His amendment sought to make clear that the register needed to deal with clergy first, but then explicit power needed to be given to the Archbishops’ Council to decide which class of lay people should be included next. Rather than let it loose as it was, he wanted to make it clear that the Archbishops’ Council could decide.
Archdeacon Spiers accepted the amendment, and Nigel Bacon (Lincoln) supported it.
David Kemp (Canterbury) counselled against a register of lay people as a national project. He said, coming from a large parish, that there were a lot of people to be trained for safeguarding, some 30 Readers, but there was always something that went wrong.
The Bishop of Chelmsford, the Rt Revd Stephen Cottrell, suggested, from his experience in Chelmsford diocese, a distinction between those who held a bishop’s licence and those who did not. This was a “sensible place to draw the line”.
The amendment was carried.
Prebendary Simon Cawdell (Hereford) said that he could not be the only one who had heard that the word “spouse” referred only to the ecclesiastical definition. He said that it could have a negative impact on the Church in the future if same-sex partners were not included. He asked whether the steering committee could take a very long and hard look at this to define “spouse” for this Measure as it was done under civil law.
Archdeacon Spiers said that it could be brought back to Synod in July with that amendment.
Keith Cawdron (Liverpool) invited Synod to vote against Clause 11 as bureaucratic and unnecessary. There should not be a limit on consecutive membership of the DAC, and this was too much like legislative minutiae. This was how Synod used to do things. He wondered what the DAC would make of the fact that it would only be able to look at membership in this very specific circumstance. This measure would only make things more complicated. He spoke of how members of the DAC are currently appointed. After every term, members of the DAC were reappointed, not serving a successive term. The current procedure should continue.
Sir Tony Baldry (Oxford) urged the Synod to stick with the clause as drafted: DACs were advisory bodies, and benefited from the ecclesiastical exemption. They shouldn’t become self-perpetuating secret gardens. The Church needed to ensure that DACs remained robustly objective, and open to encouraging newer and younger people as members.
David Kemp (Canterbury) said that in Canterbury diocese there were increasing concerns about the level of parish share. People said that diocesan bureaucracy should be cut, and any extra administration could be bad.
David Lamming (St Edmundsbury & Ipswich) said that the diocesan synod would not be interested in appointing members of the DAC for a third term, and would just rubber stamp it. He wondered whether the right course would be to refuse this particular clause and send it back to the steering committee.

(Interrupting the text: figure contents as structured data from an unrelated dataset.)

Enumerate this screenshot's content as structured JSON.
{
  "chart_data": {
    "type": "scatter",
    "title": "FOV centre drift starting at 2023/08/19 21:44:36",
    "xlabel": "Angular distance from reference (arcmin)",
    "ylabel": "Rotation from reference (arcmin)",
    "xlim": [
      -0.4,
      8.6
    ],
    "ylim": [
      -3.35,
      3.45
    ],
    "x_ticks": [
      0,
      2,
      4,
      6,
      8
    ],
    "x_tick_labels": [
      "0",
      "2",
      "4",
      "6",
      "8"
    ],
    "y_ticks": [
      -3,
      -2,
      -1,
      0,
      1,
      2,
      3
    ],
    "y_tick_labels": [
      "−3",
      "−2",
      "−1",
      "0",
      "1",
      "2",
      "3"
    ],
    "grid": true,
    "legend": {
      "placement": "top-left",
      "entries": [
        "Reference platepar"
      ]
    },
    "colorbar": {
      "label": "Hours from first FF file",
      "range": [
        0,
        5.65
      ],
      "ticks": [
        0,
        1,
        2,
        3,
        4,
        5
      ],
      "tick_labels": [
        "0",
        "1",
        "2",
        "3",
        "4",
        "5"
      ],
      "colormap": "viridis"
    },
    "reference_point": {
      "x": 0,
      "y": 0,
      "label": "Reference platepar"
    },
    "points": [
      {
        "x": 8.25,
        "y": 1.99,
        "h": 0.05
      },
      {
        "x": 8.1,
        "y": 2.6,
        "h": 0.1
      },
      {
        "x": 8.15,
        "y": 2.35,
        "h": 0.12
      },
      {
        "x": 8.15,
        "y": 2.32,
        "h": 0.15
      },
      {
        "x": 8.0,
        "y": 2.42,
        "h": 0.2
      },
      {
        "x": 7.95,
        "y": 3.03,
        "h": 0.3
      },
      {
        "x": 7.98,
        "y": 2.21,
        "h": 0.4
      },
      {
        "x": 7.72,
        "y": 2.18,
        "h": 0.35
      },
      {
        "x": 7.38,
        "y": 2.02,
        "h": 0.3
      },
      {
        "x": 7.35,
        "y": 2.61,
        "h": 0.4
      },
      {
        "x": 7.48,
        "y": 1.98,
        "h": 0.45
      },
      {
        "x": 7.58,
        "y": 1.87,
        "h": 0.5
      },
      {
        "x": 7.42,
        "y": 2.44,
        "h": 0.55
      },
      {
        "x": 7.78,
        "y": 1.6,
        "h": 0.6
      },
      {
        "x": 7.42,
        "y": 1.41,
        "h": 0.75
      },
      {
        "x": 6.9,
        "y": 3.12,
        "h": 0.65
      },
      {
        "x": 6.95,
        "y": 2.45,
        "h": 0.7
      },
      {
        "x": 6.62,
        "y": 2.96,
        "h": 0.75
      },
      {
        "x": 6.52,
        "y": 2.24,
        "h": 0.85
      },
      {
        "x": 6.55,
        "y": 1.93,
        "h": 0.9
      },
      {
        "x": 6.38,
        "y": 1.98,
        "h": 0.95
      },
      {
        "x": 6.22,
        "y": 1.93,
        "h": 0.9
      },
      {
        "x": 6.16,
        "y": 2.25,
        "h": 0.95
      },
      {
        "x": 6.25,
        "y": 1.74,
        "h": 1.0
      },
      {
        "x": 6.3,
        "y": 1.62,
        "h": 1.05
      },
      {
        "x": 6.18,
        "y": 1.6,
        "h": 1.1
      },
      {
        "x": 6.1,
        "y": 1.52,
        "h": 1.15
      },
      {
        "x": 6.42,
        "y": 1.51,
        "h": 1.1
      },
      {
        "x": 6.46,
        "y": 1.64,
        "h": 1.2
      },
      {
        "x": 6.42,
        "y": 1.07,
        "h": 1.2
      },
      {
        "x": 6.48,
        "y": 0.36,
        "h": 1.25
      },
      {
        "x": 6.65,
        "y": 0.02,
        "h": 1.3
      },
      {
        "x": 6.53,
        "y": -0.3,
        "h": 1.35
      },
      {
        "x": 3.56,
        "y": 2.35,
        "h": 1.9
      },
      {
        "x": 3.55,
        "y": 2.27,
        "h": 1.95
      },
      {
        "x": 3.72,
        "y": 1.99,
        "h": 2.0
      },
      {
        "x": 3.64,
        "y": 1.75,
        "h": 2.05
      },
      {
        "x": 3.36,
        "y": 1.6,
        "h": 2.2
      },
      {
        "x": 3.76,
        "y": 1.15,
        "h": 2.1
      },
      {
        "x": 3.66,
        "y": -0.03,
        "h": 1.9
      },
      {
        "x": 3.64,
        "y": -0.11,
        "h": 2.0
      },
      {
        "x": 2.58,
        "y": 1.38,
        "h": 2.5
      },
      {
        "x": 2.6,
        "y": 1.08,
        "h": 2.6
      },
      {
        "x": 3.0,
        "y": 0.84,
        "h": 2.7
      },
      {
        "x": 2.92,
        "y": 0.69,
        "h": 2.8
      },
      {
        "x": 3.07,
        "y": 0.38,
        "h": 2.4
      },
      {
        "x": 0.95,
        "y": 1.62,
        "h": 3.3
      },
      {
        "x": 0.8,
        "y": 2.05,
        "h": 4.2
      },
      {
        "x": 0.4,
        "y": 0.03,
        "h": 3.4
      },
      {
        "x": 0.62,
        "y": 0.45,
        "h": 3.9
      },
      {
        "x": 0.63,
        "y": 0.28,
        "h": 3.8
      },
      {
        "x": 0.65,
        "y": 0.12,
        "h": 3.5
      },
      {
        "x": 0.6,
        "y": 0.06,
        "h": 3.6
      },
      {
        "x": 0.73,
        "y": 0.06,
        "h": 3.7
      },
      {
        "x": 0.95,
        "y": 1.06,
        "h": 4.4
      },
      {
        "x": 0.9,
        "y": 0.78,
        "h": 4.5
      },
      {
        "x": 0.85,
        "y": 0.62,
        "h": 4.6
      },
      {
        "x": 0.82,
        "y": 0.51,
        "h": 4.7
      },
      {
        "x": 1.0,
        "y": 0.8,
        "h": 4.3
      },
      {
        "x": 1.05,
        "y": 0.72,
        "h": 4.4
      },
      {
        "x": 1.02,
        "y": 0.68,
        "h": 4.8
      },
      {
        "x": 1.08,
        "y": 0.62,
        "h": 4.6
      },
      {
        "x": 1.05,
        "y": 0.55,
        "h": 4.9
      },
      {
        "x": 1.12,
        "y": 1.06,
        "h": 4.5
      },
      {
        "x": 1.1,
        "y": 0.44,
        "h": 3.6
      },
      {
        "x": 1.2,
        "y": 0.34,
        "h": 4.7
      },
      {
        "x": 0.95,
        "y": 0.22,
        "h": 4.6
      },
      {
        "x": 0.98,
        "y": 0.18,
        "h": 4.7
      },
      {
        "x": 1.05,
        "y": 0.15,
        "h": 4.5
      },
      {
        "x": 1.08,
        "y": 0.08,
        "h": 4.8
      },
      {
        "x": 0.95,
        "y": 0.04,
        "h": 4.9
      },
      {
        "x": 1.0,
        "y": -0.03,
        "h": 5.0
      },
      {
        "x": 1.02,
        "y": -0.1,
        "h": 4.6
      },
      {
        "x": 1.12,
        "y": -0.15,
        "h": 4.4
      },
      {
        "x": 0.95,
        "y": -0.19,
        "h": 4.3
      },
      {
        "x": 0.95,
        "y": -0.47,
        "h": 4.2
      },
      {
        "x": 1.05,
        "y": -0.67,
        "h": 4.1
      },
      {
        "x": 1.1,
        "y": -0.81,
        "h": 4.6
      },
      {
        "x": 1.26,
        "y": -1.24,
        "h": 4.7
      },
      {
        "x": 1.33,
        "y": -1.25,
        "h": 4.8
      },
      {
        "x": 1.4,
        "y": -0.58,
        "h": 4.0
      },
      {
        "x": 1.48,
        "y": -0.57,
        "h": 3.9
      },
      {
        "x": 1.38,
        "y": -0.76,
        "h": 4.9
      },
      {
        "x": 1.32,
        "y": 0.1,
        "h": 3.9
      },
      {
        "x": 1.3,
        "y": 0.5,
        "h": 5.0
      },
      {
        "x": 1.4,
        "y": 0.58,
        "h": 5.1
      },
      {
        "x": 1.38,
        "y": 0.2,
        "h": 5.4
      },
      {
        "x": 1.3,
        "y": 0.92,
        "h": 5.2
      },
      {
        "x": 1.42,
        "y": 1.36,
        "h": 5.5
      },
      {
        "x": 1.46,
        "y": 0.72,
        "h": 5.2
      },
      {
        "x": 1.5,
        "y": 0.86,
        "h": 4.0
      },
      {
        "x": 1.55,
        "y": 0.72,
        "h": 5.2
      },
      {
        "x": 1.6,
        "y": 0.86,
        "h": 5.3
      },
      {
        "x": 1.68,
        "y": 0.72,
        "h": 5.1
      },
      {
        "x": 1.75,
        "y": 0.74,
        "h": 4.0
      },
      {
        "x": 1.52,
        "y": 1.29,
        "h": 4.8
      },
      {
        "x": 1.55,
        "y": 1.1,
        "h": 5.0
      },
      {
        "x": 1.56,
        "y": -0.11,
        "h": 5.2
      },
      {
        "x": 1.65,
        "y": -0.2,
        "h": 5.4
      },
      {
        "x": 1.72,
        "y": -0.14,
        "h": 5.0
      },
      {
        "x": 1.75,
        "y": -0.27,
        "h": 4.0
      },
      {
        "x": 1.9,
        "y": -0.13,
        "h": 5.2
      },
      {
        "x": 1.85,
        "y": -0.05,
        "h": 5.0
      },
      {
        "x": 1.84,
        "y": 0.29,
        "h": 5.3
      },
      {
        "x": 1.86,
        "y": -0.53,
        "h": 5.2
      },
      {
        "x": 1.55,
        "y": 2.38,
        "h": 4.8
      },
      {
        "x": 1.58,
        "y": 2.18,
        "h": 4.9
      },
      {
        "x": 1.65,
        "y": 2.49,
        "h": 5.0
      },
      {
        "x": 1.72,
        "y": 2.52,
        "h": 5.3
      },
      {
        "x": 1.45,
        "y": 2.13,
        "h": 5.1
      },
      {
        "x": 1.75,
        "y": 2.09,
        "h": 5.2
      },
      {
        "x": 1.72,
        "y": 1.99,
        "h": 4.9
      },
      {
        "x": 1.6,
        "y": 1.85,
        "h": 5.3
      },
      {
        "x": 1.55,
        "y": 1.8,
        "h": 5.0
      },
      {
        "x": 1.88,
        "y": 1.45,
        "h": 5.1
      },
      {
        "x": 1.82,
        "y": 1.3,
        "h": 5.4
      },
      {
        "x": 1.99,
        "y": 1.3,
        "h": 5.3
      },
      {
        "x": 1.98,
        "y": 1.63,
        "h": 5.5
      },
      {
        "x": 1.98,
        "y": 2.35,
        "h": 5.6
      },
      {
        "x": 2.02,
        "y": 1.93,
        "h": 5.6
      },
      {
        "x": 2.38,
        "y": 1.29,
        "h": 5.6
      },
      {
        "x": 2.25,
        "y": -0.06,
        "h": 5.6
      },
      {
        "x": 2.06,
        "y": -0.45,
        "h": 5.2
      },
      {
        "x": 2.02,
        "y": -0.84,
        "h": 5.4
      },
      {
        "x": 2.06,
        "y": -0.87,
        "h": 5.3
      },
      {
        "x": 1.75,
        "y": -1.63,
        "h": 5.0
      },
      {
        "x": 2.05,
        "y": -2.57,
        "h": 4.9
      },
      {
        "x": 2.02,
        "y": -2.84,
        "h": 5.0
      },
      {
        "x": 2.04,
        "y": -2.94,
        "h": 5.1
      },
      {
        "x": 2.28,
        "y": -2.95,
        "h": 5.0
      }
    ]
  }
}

Martin Kingston (Gloucester) argued that the turnover in DACs was extremely important in its effects on the ground.
The Archbishop of York, Dr Sentamu, agreed with Mr Kingston and spoke of Sir Tony’s insight and experience, particularly of working closely with the former Bishop of London Lord Chartres in securing buildings. The Church should be securing succession planning. Fresh blood would be very helpful on DACs.
The Vicar General of Canterbury, Chancellor Timothy Briden, wanted to echo Dr Sentamu and Sir Tony. The clause was well written and balanced. DACs needed to be equipped to deal with future changes. He had been involved concerning the placing of telecommunication equipment in churches, and alternative uses, such as churches as post offices. It was important to have representation on the DAC of people who were at the forefront of these developments.
The clause was not deleted.
AMENDING CANON No. 38, which received final approval last July, was made, promulged, and executed, having received the royal assent. It amends Canons B43 and Canon B44, concerning relations with other Churches and local ecumenical projects.